Get a refractometer, so much easier to take a reading, just record it in brix and its easy to convert the original and final brix into corrected SG values and ABV.

Not that I bother half the time anyway...
 
I have a refrac that I use (several times) on every brew day and now a hydro.
However I've never had much luck using the correction chart for FG and really can't be arsed as the FG looks after itself and I keg anyway. I just paid out $12.50 for a hydro to check - merely out of interest - the FG in finished beer (degassed out of keg or bottle).

As for OG I agree you'd be mad to use a hydro to waste half a glass of wort sample when a few drops does the trick in a few seconds.
 
(I just got a starter going on the stir plate last night)

It's interesting how the yeast was all clumped together in the vial. No amount of shaking would break it up. It came out of the vial as a single mass.

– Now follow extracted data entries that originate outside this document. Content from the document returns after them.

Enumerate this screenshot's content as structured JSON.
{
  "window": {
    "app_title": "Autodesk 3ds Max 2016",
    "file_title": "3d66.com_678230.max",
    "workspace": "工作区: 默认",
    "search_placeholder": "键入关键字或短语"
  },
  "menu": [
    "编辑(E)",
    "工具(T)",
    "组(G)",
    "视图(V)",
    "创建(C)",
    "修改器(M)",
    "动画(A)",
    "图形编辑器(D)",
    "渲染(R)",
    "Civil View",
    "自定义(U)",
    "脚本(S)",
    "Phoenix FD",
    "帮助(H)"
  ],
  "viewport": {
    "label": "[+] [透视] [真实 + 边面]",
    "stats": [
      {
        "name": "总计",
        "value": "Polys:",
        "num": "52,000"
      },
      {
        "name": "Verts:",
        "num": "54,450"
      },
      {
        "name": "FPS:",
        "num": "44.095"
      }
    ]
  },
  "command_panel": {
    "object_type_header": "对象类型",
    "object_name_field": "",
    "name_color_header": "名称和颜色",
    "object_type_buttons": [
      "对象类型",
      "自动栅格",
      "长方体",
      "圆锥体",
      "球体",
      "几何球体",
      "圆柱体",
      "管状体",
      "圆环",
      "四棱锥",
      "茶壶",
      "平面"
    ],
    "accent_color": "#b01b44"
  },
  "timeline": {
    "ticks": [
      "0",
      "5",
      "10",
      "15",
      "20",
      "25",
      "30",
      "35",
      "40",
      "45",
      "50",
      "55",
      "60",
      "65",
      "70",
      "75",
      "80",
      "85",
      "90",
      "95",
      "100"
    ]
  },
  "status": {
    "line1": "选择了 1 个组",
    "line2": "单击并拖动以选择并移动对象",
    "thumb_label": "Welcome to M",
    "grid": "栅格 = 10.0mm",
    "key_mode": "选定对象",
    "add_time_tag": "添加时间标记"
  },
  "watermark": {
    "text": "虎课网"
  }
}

That might make things tricky when it comes to splitting some off into more vials for freezing.
Made a starter for mine on the weekend and found the same, it was one solid block of yeast but it dissolved well into the starter so I'm thinking I'll take a chunk of the yeast cake and depending on how solid it is I'll make a new starter with that and have a go at freezing with glycerine.